Employer Paid: Employers can pay for an insurance policy for their employees, referred to as non-contributory. Employer paid insurance usually comes in two benefit amounts, the most common being a multiple of an employees’ salary; for example, 1 or 2 times salary. The other benefit option is a flat amount per employee, for example, $25,000 for each employee. Riders can also be added to enhance the benefits, such as: Accidental Death and Dismemberment (AD&D), waiver of premium in case of disability, and accelerated death benefits for terminally ill employees. Federal regulations also allow employers to provide different coverage amounts for different classes of employees with certain limitations. For example, 2x salary for officers and 1x salary for all other employees.

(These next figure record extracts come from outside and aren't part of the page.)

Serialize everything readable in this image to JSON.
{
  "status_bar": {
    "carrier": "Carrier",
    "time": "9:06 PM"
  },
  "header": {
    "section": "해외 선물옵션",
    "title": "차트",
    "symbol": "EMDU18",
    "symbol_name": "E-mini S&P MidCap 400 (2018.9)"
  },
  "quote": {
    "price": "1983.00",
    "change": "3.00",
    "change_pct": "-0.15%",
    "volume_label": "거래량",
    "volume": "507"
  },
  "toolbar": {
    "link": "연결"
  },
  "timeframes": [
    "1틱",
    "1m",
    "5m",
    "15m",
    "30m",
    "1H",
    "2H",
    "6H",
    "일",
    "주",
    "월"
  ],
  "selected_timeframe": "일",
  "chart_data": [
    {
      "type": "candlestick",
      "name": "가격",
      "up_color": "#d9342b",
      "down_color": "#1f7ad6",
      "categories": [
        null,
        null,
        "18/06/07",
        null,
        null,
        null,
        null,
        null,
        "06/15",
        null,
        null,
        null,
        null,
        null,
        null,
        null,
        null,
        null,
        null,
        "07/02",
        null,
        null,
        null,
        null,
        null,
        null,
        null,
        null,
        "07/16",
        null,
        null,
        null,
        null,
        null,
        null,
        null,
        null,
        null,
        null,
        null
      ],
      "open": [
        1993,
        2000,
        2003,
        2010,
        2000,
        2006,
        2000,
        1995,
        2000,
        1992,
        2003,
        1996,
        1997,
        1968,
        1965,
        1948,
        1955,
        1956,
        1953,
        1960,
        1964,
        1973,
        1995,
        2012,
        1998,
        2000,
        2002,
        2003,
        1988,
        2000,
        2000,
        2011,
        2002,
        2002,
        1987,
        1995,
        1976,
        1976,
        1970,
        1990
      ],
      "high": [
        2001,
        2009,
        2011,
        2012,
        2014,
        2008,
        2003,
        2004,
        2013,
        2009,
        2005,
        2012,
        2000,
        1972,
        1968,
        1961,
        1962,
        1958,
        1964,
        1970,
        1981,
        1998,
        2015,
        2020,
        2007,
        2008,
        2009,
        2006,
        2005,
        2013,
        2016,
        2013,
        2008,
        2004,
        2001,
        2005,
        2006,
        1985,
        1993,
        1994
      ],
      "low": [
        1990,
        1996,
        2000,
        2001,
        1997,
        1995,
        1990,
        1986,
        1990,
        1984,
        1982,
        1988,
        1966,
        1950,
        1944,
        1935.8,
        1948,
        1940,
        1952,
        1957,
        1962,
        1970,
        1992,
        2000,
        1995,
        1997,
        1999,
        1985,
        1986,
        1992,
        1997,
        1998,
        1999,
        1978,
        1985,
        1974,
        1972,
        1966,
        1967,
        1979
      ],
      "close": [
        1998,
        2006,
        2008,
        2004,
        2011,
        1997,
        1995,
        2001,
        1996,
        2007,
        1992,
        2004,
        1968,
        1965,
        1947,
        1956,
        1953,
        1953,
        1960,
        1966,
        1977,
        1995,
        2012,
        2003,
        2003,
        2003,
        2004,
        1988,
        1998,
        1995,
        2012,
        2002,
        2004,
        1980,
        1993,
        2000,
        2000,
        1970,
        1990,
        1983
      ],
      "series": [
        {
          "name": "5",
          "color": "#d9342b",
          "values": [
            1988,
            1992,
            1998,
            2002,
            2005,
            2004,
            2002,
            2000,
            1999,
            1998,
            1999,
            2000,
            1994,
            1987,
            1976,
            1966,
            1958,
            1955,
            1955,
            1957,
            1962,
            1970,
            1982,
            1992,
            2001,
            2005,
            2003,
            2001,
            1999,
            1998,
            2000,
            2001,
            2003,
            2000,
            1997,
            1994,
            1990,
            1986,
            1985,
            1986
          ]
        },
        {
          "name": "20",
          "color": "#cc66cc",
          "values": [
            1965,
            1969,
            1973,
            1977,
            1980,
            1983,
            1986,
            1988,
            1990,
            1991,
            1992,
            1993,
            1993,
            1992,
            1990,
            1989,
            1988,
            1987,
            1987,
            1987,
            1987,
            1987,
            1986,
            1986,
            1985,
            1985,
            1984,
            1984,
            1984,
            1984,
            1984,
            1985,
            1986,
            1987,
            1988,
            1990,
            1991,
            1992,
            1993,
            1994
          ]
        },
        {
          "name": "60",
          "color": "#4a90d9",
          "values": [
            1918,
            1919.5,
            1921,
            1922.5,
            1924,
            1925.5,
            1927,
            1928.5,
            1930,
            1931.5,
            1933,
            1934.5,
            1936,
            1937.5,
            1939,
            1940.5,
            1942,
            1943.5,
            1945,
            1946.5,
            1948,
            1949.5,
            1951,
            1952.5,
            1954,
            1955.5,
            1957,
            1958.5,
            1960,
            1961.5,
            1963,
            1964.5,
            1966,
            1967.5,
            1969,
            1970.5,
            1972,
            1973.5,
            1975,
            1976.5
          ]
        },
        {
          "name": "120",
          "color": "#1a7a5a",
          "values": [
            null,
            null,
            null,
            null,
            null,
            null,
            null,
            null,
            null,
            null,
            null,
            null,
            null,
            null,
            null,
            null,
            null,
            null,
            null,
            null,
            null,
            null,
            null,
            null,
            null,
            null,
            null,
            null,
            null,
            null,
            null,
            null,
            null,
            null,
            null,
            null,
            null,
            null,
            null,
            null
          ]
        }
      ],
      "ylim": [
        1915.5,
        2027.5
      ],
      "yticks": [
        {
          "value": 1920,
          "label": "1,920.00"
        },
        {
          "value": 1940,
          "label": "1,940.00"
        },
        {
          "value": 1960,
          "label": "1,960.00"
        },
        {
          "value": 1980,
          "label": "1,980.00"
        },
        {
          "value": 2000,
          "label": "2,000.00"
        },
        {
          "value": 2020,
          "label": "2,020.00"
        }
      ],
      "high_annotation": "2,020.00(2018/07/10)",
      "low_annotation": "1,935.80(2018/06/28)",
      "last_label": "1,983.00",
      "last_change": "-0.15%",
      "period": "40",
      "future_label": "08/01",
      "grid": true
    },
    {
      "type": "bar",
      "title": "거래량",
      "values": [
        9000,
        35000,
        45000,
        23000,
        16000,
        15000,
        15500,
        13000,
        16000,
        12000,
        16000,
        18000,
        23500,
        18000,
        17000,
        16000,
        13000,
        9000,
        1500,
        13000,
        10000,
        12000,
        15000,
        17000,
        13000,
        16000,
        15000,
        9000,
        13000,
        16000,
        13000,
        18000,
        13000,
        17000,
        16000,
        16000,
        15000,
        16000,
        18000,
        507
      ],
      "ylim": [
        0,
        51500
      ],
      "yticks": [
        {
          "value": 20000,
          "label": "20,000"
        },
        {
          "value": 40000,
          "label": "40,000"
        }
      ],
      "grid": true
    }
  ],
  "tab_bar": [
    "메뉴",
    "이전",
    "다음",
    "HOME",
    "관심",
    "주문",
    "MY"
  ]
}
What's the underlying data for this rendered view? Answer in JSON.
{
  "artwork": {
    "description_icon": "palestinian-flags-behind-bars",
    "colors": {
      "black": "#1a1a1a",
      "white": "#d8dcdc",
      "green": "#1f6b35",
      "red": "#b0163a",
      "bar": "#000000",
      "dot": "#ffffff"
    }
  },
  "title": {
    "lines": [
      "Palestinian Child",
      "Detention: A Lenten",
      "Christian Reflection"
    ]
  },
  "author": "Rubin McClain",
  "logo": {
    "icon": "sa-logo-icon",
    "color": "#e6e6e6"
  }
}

Voluntary Term Life: Employers can also offer employees the option to purchase additional term life insurance on their own, called Voluntary Life. These policies usually limit the maximum benefit to the lesser of 5 times an employee’s salary or $500,000, and often require employees to qualify for coverage by completing medical questions for amounts over the Guarantee Issue Limit. Finally, most insurance carriers will require that a minimum of 20-25% of the employees participate in the voluntary life benefit in order for a policy to be issued.
Permanent Insurance: These voluntary insurance plans come with a higher premium than voluntary term life insurance plans, however, they also build up cash value. Many of these plans may be paid up at age 65, do not require additional premium payments after age 65, and/or may be retained by employees after their employment ends.